Is Ransomware Protection really effective?
Hello I wanted to make sure the Ransomware Protection was indeed protecting me.
As far as I understand, the purpose of this layer is to protect me from a new ransomware that would go undetected.
So I made a small test, and the result is I don't feel confident about the protection in certain conditions.
Based on my test, I suspect that if the malware is not detected by the "Virus Protection" and "DeepGueard" layers, then the "Ransomware Protection" does not prevent my files from being encrypted.
Details of my test follow.
I just want to test the Ransomware Protection layer, not Virus Protection nor DeepGuard (which are doing a good job).

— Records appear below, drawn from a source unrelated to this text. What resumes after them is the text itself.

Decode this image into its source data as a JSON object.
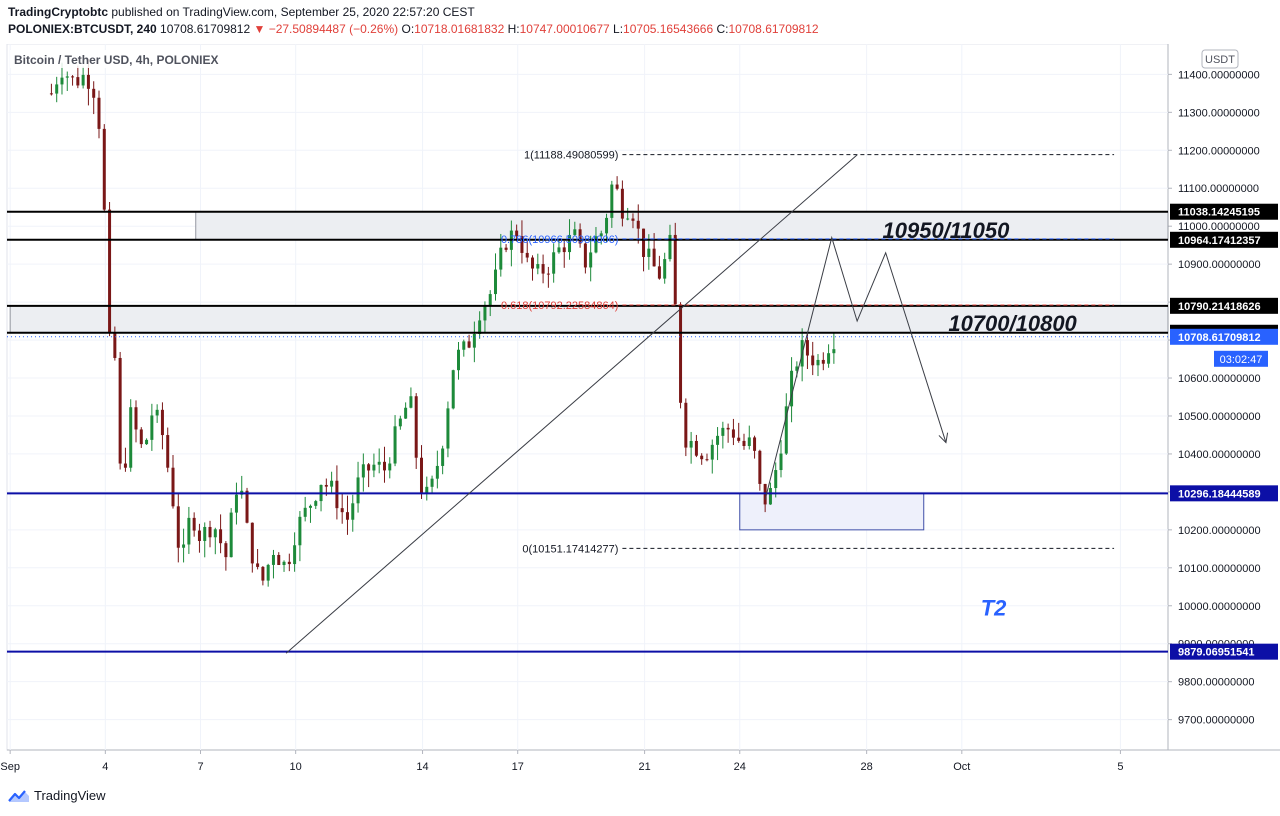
{
  "header": {
    "publisher": "TradingCryptobtc",
    "published_text": "published on TradingView.com, September 25, 2020 22:57:20 CEST",
    "symbol": "POLONIEX:BTCUSDT, 240",
    "last": "10708.61709812",
    "change": "▼ −27.50894487 (−0.26%)",
    "o_label": "O:",
    "o_value": "10718.01681832",
    "h_label": "H:",
    "h_value": "10747.00010677",
    "l_label": "L:",
    "l_value": "10705.16543666",
    "c_label": "C:",
    "c_value": "10708.61709812"
  },
  "footer": {
    "brand": "TradingView"
  },
  "chart_data": {
    "type": "candlestick",
    "title": "Bitcoin / Tether USD, 4h, POLONIEX",
    "currency_label": "USDT",
    "ylim": [
      9620,
      11480
    ],
    "y_ticks": [
      9700,
      9800,
      9900,
      10000,
      10100,
      10200,
      10300,
      10400,
      10500,
      10600,
      10700,
      10800,
      10900,
      11000,
      11100,
      11200,
      11300,
      11400
    ],
    "y_tick_labels": [
      "9700.00000000",
      "9800.00000000",
      "9900.00000000",
      "10000.00000000",
      "10100.00000000",
      "10200.00000000",
      "10300.00000000",
      "10400.00000000",
      "10500.00000000",
      "10600.00000000",
      "10700.00000000",
      "10800.00000000",
      "10900.00000000",
      "11000.00000000",
      "11100.00000000",
      "11200.00000000",
      "11300.00000000",
      "11400.00000000"
    ],
    "x_tick_labels": [
      {
        "label": "Sep",
        "day": 0.0
      },
      {
        "label": "4",
        "day": 3.0
      },
      {
        "label": "7",
        "day": 6.0
      },
      {
        "label": "10",
        "day": 9.0
      },
      {
        "label": "14",
        "day": 13.0
      },
      {
        "label": "17",
        "day": 16.0
      },
      {
        "label": "21",
        "day": 20.0
      },
      {
        "label": "24",
        "day": 23.0
      },
      {
        "label": "28",
        "day": 27.0
      },
      {
        "label": "Oct",
        "day": 30.0
      },
      {
        "label": "5",
        "day": 35.0
      }
    ],
    "x_range_days": [
      -0.1,
      36.5
    ],
    "candle_anchors": [
      [
        1.3,
        11350
      ],
      [
        1.6,
        11420
      ],
      [
        2.0,
        11380
      ],
      [
        2.4,
        11400
      ],
      [
        2.7,
        11350
      ],
      [
        2.9,
        11200
      ],
      [
        3.1,
        10700
      ],
      [
        3.3,
        10650
      ],
      [
        3.5,
        10300
      ],
      [
        3.8,
        10500
      ],
      [
        4.2,
        10400
      ],
      [
        4.5,
        10520
      ],
      [
        4.8,
        10450
      ],
      [
        5.1,
        10300
      ],
      [
        5.4,
        10100
      ],
      [
        5.7,
        10250
      ],
      [
        6.0,
        10180
      ],
      [
        6.4,
        10220
      ],
      [
        6.8,
        10130
      ],
      [
        7.2,
        10350
      ],
      [
        7.5,
        10180
      ],
      [
        7.9,
        10050
      ],
      [
        8.3,
        10150
      ],
      [
        8.7,
        10100
      ],
      [
        9.0,
        10200
      ],
      [
        9.4,
        10260
      ],
      [
        9.8,
        10330
      ],
      [
        10.2,
        10300
      ],
      [
        10.6,
        10220
      ],
      [
        11.0,
        10330
      ],
      [
        11.4,
        10370
      ],
      [
        11.8,
        10360
      ],
      [
        12.2,
        10460
      ],
      [
        12.6,
        10550
      ],
      [
        12.9,
        10320
      ],
      [
        13.2,
        10280
      ],
      [
        13.6,
        10420
      ],
      [
        14.0,
        10650
      ],
      [
        14.4,
        10680
      ],
      [
        14.8,
        10780
      ],
      [
        15.2,
        10830
      ],
      [
        15.6,
        10960
      ],
      [
        16.0,
        10990
      ],
      [
        16.3,
        10900
      ],
      [
        16.6,
        10870
      ],
      [
        17.0,
        10900
      ],
      [
        17.4,
        10950
      ],
      [
        17.8,
        10970
      ],
      [
        18.1,
        10900
      ],
      [
        18.4,
        10960
      ],
      [
        18.7,
        10990
      ],
      [
        19.0,
        11120
      ],
      [
        19.3,
        11050
      ],
      [
        19.6,
        11050
      ],
      [
        19.9,
        10950
      ],
      [
        20.2,
        10900
      ],
      [
        20.5,
        10870
      ],
      [
        20.8,
        10950
      ],
      [
        21.0,
        10750
      ],
      [
        21.2,
        10450
      ],
      [
        21.5,
        10430
      ],
      [
        21.9,
        10400
      ],
      [
        22.3,
        10450
      ],
      [
        22.7,
        10470
      ],
      [
        23.1,
        10420
      ],
      [
        23.4,
        10430
      ],
      [
        23.7,
        10270
      ],
      [
        24.0,
        10300
      ],
      [
        24.3,
        10430
      ],
      [
        24.6,
        10580
      ],
      [
        24.9,
        10680
      ],
      [
        25.2,
        10660
      ],
      [
        25.5,
        10640
      ],
      [
        25.8,
        10690
      ],
      [
        26.0,
        10709
      ]
    ],
    "horizontal_levels": [
      {
        "value": 11038.14245195,
        "label": "11038.14245195",
        "color": "#000000"
      },
      {
        "value": 10964.17412357,
        "label": "10964.17412357",
        "color": "#000000"
      },
      {
        "value": 10790.21418626,
        "label": "10790.21418626",
        "color": "#000000"
      },
      {
        "value": 10719.21590022,
        "label": "10719.21590022",
        "color": "#000000"
      },
      {
        "value": 10296.18444589,
        "label": "10296.18444589",
        "color": "#0c0fa6"
      },
      {
        "value": 9879.06951541,
        "label": "9879.06951541",
        "color": "#0c0fa6"
      }
    ],
    "last_price": {
      "value": 10708.61709812,
      "label": "10708.61709812",
      "countdown": "03:02:47",
      "color": "#2962ff"
    },
    "zones": [
      {
        "label": "10950/11050",
        "top": 11038.14,
        "bottom": 10964.17,
        "x_start_day": 5.85
      },
      {
        "label": "10700/10800",
        "top": 10790.21,
        "bottom": 10719.22,
        "x_start_day": 0.0
      }
    ],
    "demand_box": {
      "top": 10296,
      "bottom": 10200,
      "x_start_day": 23.0,
      "x_end_day": 28.8
    },
    "fibonacci": [
      {
        "label": "1(11188.49080599)",
        "value": 11188.4908,
        "color": "#131722"
      },
      {
        "label": "0.786(10966.50984006)",
        "value": 10966.51,
        "color": "#2962ff"
      },
      {
        "label": "0.618(10792.22584864)",
        "value": 10792.23,
        "color": "#e0403a"
      },
      {
        "label": "0(10151.17414277)",
        "value": 10151.17,
        "color": "#131722"
      }
    ],
    "trendline": {
      "from": [
        8.7,
        9875
      ],
      "to": [
        26.7,
        11188
      ]
    },
    "projection_path": [
      [
        23.8,
        10280
      ],
      [
        25.9,
        10970
      ],
      [
        26.7,
        10750
      ],
      [
        27.6,
        10930
      ],
      [
        29.5,
        10430
      ]
    ],
    "annotation_t2": "T2",
    "colors": {
      "up": "#26a69a",
      "down": "#8b1a1a",
      "up_fill": "#1d8a3a",
      "down_fill": "#7a1717",
      "grid": "#f0f3fa",
      "axis_text": "#131722"
    }
  }
}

I can just disable Virus Protection, but DeepGuard has to be active in order for the Ransomware Protection to be active as well.
My test conditions:
- Virus Protection disabled
- DeepGuard active but machine offline
- Ransomware Protection active
DeepGuard was very efficient at blocking ransomware in online mode, so I had put the machine offline.
An interesting sample is DeriaLock (found in Endermanch GitHub repo - warning be cautious).
DeriaLock does not reboot the machine to encrypt the files, it's done directly in Windows.
Result is, all the files are actually encrypted, with or without Ransomware Protection.
My concern is that a new ransomware might go through Virus Protection and DeepGuard and successfully encrypt the files.
This is why I fear the Ransomware Protection layer is ineffective in this scenario.